A research team at the Center for Molecular Spectroscopy and Dynamics (CMSD) within the Institute for Basic Science (IBS) in Seoul, South Korea, and the Korea University, recently revealed the origin of the wettability of graphene. Wettability is the ability of the interfacial water to maintain contact with a solid surface, and it depends on the material's hydrophobicity. Unlike most materials, the wettability of graphene varies depending on the type of substrate. More specifically, the wettability of the substrate is weakly affected by the presence of a single graphene layer on its surface. Such a peculiar wettability of graphene has been described by the term "wetting transparency" because the wetting properties at the graphene-water interface have little effect on the substrate-water interaction through the thin graphene.
In their new work, the team succeeded at observing the hydrogen-bond structure of water molecules at graphene-water interfaces using a technique called 'vibrational sum-frequency generation spectroscopy (VSFG)'. VSFG is a second-order nonlinear spectroscopy that can be used to selectively analyze molecules with broken centrosymmetry. It is an ideal method for studying the behavior and structures of water molecules at the graphene interface since the water molecules in the bulk liquid are not visible due to their isotropic distribution of molecular orientations.
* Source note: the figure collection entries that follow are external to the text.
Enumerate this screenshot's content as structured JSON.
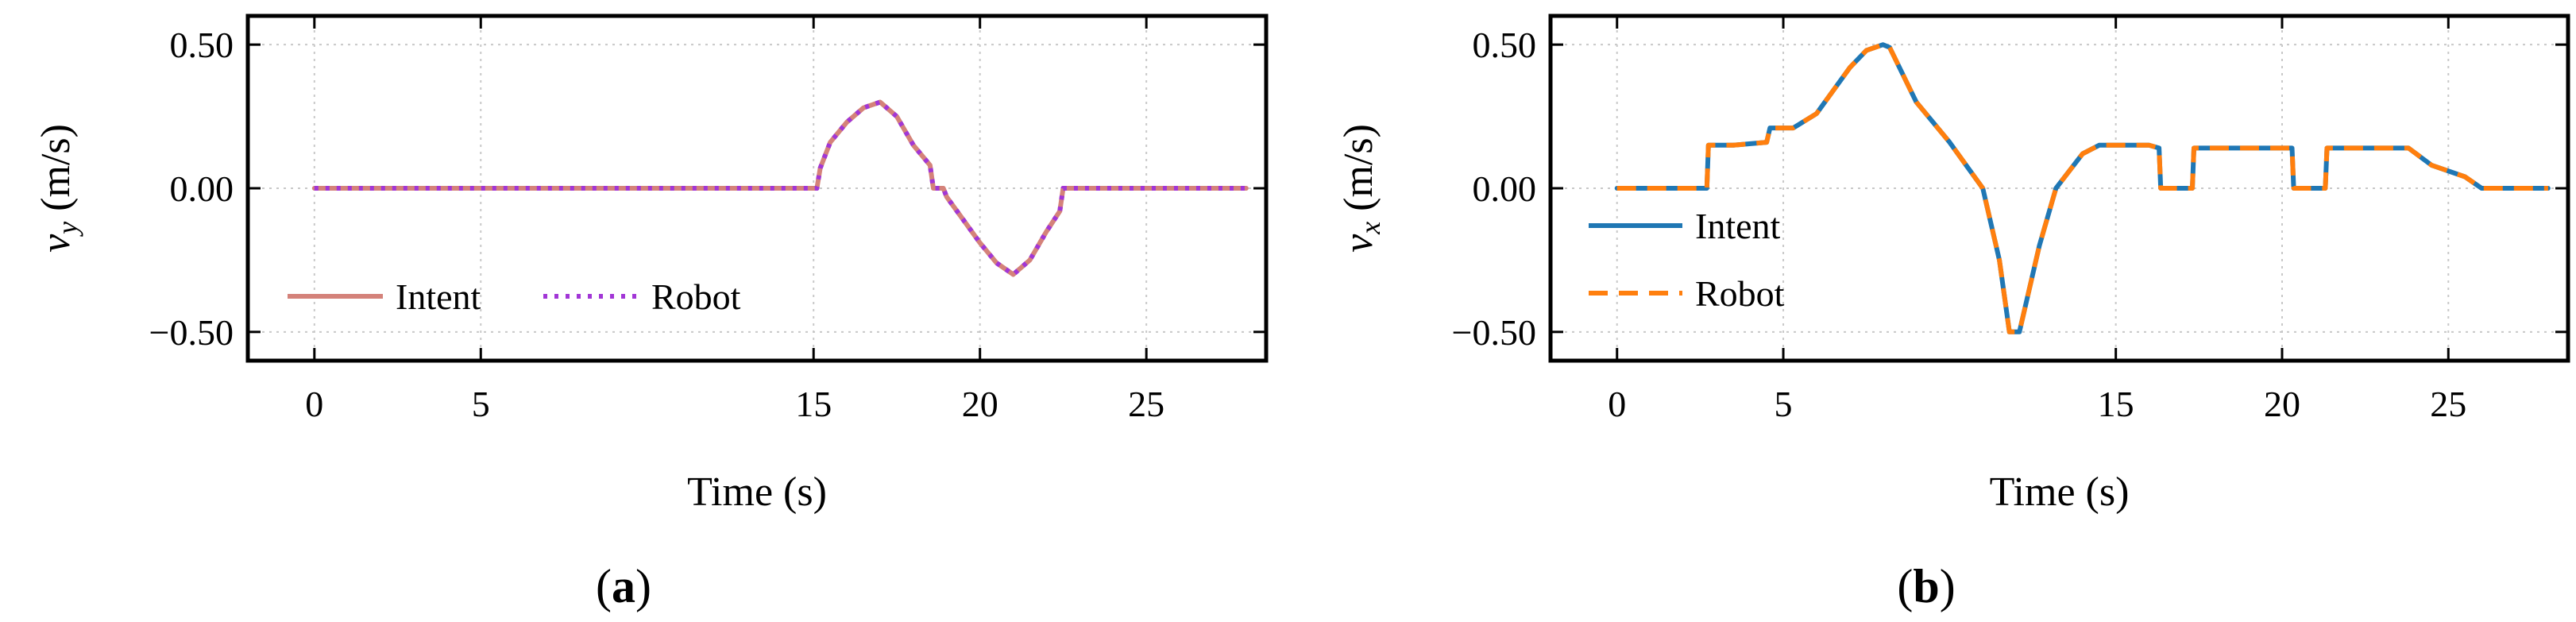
{
  "colors": {
    "intent_a": "#d4827a",
    "robot_a": "#a236d6",
    "intent_b": "#1f77b4",
    "robot_b": "#ff7f0e",
    "grid": "#c8c8c8"
  },
  "chart_data": [
    {
      "id": "a",
      "type": "line",
      "panel_label": "(a)",
      "panel_label_parts": [
        "(",
        "a",
        ")"
      ],
      "xlabel": "Time (s)",
      "ylabel": "v_y (m/s)",
      "ylabel_parts": {
        "v": "v",
        "sub": "y",
        "unit": " (m/s)"
      },
      "xlim": [
        -2,
        28.6
      ],
      "ylim": [
        -0.6,
        0.6
      ],
      "xticks": [
        0,
        5,
        15,
        20,
        25
      ],
      "xtick_labels": [
        "0",
        "5",
        "15",
        "20",
        "25"
      ],
      "yticks": [
        0.5,
        0.0,
        -0.5
      ],
      "ytick_labels": [
        "0.50",
        "0.00",
        "−0.50"
      ],
      "grid": true,
      "legend": {
        "placement": "bottom-left",
        "orientation": "horizontal"
      },
      "series": [
        {
          "name": "Intent",
          "style": "solid",
          "x": [
            0,
            15.1,
            15.2,
            15.5,
            16.0,
            16.5,
            17.0,
            17.5,
            18.0,
            18.5,
            18.6,
            18.9,
            19.0,
            19.5,
            20.0,
            20.5,
            21.0,
            21.5,
            22.0,
            22.4,
            22.5,
            28
          ],
          "y": [
            0,
            0,
            0.07,
            0.16,
            0.23,
            0.28,
            0.3,
            0.25,
            0.15,
            0.08,
            0.0,
            0.0,
            -0.03,
            -0.11,
            -0.19,
            -0.26,
            -0.3,
            -0.25,
            -0.15,
            -0.08,
            0.0,
            0.0
          ]
        },
        {
          "name": "Robot",
          "style": "dotted",
          "x": [
            0,
            15.1,
            15.2,
            15.5,
            16.0,
            16.5,
            17.0,
            17.5,
            18.0,
            18.5,
            18.6,
            18.9,
            19.0,
            19.5,
            20.0,
            20.5,
            21.0,
            21.5,
            22.0,
            22.4,
            22.5,
            28
          ],
          "y": [
            0,
            0,
            0.07,
            0.16,
            0.23,
            0.28,
            0.3,
            0.25,
            0.15,
            0.08,
            0.0,
            0.0,
            -0.03,
            -0.11,
            -0.19,
            -0.26,
            -0.3,
            -0.25,
            -0.15,
            -0.08,
            0.0,
            0.0
          ]
        }
      ]
    },
    {
      "id": "b",
      "type": "line",
      "panel_label": "(b)",
      "panel_label_parts": [
        "(",
        "b",
        ")"
      ],
      "xlabel": "Time (s)",
      "ylabel": "v_x (m/s)",
      "ylabel_parts": {
        "v": "v",
        "sub": "x",
        "unit": " (m/s)"
      },
      "xlim": [
        -2,
        28.6
      ],
      "ylim": [
        -0.6,
        0.6
      ],
      "xticks": [
        0,
        5,
        15,
        20,
        25
      ],
      "xtick_labels": [
        "0",
        "5",
        "15",
        "20",
        "25"
      ],
      "yticks": [
        0.5,
        0.0,
        -0.5
      ],
      "ytick_labels": [
        "0.50",
        "0.00",
        "−0.50"
      ],
      "grid": true,
      "legend": {
        "placement": "left",
        "orientation": "vertical"
      },
      "series": [
        {
          "name": "Intent",
          "style": "solid",
          "x": [
            0,
            2.7,
            2.75,
            3.5,
            4.5,
            4.6,
            5.3,
            6.0,
            7.0,
            7.5,
            8.0,
            8.2,
            9.0,
            10.0,
            10.5,
            11.0,
            11.5,
            11.8,
            12.1,
            12.7,
            13.2,
            14.0,
            14.5,
            15.0,
            16.0,
            16.3,
            16.35,
            17.3,
            17.35,
            20.3,
            20.35,
            21.3,
            21.35,
            23.8,
            24.5,
            25.5,
            26.0,
            28
          ],
          "y": [
            0,
            0,
            0.15,
            0.15,
            0.16,
            0.21,
            0.21,
            0.26,
            0.42,
            0.48,
            0.5,
            0.49,
            0.3,
            0.16,
            0.08,
            0.0,
            -0.25,
            -0.5,
            -0.5,
            -0.2,
            0.0,
            0.12,
            0.15,
            0.15,
            0.15,
            0.14,
            0.0,
            0.0,
            0.14,
            0.14,
            0.0,
            0.0,
            0.14,
            0.14,
            0.08,
            0.04,
            0.0,
            0.0
          ]
        },
        {
          "name": "Robot",
          "style": "dashed",
          "x": [
            0,
            2.7,
            2.75,
            3.5,
            4.5,
            4.6,
            5.3,
            6.0,
            7.0,
            7.5,
            8.0,
            8.2,
            9.0,
            10.0,
            10.5,
            11.0,
            11.5,
            11.8,
            12.1,
            12.7,
            13.2,
            14.0,
            14.5,
            15.0,
            16.0,
            16.3,
            16.35,
            17.3,
            17.35,
            20.3,
            20.35,
            21.3,
            21.35,
            23.8,
            24.5,
            25.5,
            26.0,
            28
          ],
          "y": [
            0,
            0,
            0.15,
            0.15,
            0.16,
            0.21,
            0.21,
            0.26,
            0.42,
            0.48,
            0.5,
            0.49,
            0.3,
            0.16,
            0.08,
            0.0,
            -0.25,
            -0.5,
            -0.5,
            -0.2,
            0.0,
            0.12,
            0.15,
            0.15,
            0.15,
            0.14,
            0.0,
            0.0,
            0.14,
            0.14,
            0.0,
            0.0,
            0.14,
            0.14,
            0.08,
            0.04,
            0.0,
            0.0
          ]
        }
      ]
    }
  ]
}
The research team observed the VSFG spectra of water molecules on a multi-layer graphene covering a calcium fluoride (CaF2) substrate. They were able to track changes in the hydrogen bond structure of water molecules. When there were four or more layers of graphene, a characteristic peak at ~3,600 cm-1 started to appear in the VFSG spectra. This peak corresponds to the water molecules with the dangling -OH groups that do not form hydrogen bonds with neighboring water molecules, which is a characteristic feature that has been commonly found for water at the hydrophobic interface. This result is the first observation showing the molecular-level structure of water at the water-graphene interface.
In addition, the researchers compared the VSFG wettability value that they could calculate from the measured spectra to the estimated adhesion energy that is related to the measured WCAs (water contact angles). They found that both properties are highly correlated with each other. This observation suggests that the VSFG could be an incisive tool for studying the wettability of two-dimensional materials at the molecular level. It also showed the possibility of using VSFG as an alternative to measuring the adhesion energy of water on buried surfaces, where measuring the water contact angle is difficult or even impossible.
The first and second authors KIM Donghwan and KIM Eunchan Kim note: "This study is the first case describing the increasing hydrophobicity of the graphene surface at a molecular level depending on the number of graphene layers," and "Vibrational sum-frequency generation spectroscopy could be used as a versatile tool for understanding the properties of any functional two-dimensional materials."
Prof. CHO Minhaeng, the Director of CMSD, notes: "For applications where graphene is utilized in water solution, the hydrophobicity of the interface is one of the key factors in determining the efficiency of graphene layers for various application. This research is expected to provide basic scientific knowledge for an optimal design of graphene-based devices in the future."